The powers that be at Fisheries and Oceans Canada — better known as the DFO — do not seem to have the well being of our wild salmon, rockfish, Howe Sound or the Squamish and Lillooet watersheds at heart.

Those who work on the ground for the DFO in Squamish are good and talented folk who are invaluable to our local conservation groups and to the health of our fish stocks, rivers, creeks and streams. It is their bosses or their bosses’ bosses who have shown a shocking disregard for our region.

For months, our newsroom has been told by local sources we trust that the DFO office in Squamish will close and staff  will be relocated to an office in Steveston as of next spring.

We have asked repeatedly but have officially been told by DFO some version of “nothing has been decided.”

Finally, this week they acknowledged the office is being relocated, but were not clear that it is to Steveston, as our sources were told, even though last week DFO staff themsleves said at a local workshop — three present confirmed what they heard to The Chief — that the relocation is a done deal. 

What gives? Why is the DFO not giving the media and thus the public, the full story?

The hundreds of pages of Access to Information records obtained by The Chief that document the lead-up to the cancellation of the Salmonid Enhancement Program, and Resource Restoration Unit last year show a similar disregard for our community. 

The documents chronicle those at the highest level in the western region of the DFO discussing ad nauseam how to spin the cancellation of  these vital programs so to minimize alarm. There is very little discussion in those hundreds of pages of what the programs mean for habitat and its restoration.

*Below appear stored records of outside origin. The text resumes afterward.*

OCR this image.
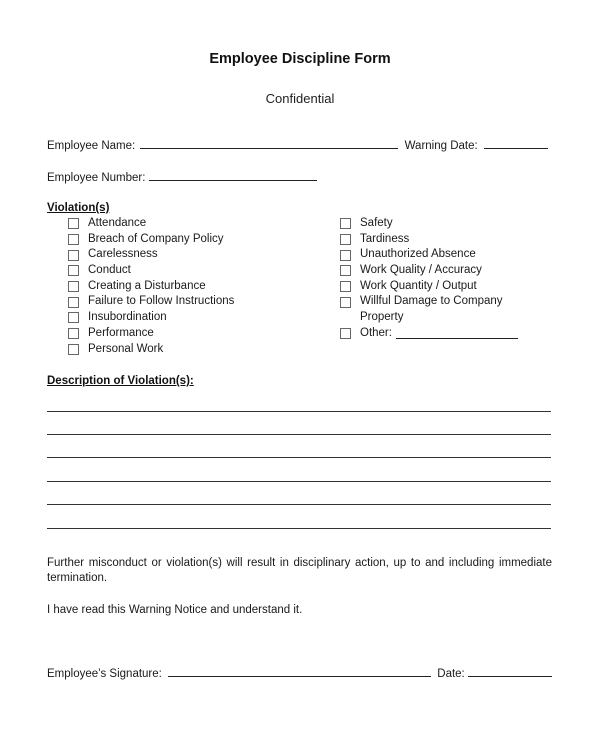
Employee Discipline Form
Confidential
Employee Name:	Warning Date:
Employee Number:
Violation(s)
Attendance
Breach of Company Policy
Carelessness
Conduct
Creating a Disturbance
Failure to Follow Instructions
Insubordination
Performance
Personal Work
Safety
Tardiness
Unauthorized Absence
Work Quality / Accuracy
Work Quantity / Output
Willful Damage to Company
Property
Other:
Description of Violation(s):
Further misconduct or violation(s) will result in disciplinary action, up to and including immediate termination.
I have read this Warning Notice and understand it.
Employee’s Signature:	Date:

This is the same disregard shown during the Stephen Harper years that many conservationists who have talked off the record to The Chief say they thought came to an end with the dawn of the federal Liberal government.

So what of our federal representative, MP Pamela Goldsmith-Jones? Those concerned about the situation locally tell us that she has been receptive and engaged on the topic of the DFO office and some credit her with the reversal of the salmonid program cuts in June 2017.
But when in Squamish in July in 2017, she framed the cuts as unintentional.

“Most of us may have been involved a couple weeks ago in the threat to the Salmonid Enhancement Program, which was certainly unintentional on the part of the minister of fisheries,” said Goldsmith-Jones at the 2017 meeting in Squamish.
The internal documents show it was anything but unintentional.

Either Goldsmith-Jones is avoiding the ugly truths about the DFO in our region or she is not in the loop enough to know what is going on.

The Liberals won handily in this riding and anecdotally, many corridor voters told us the promises of protection of fish and other marine life swayed them.
So far, what those voters got in return smells as fishy as the previous government.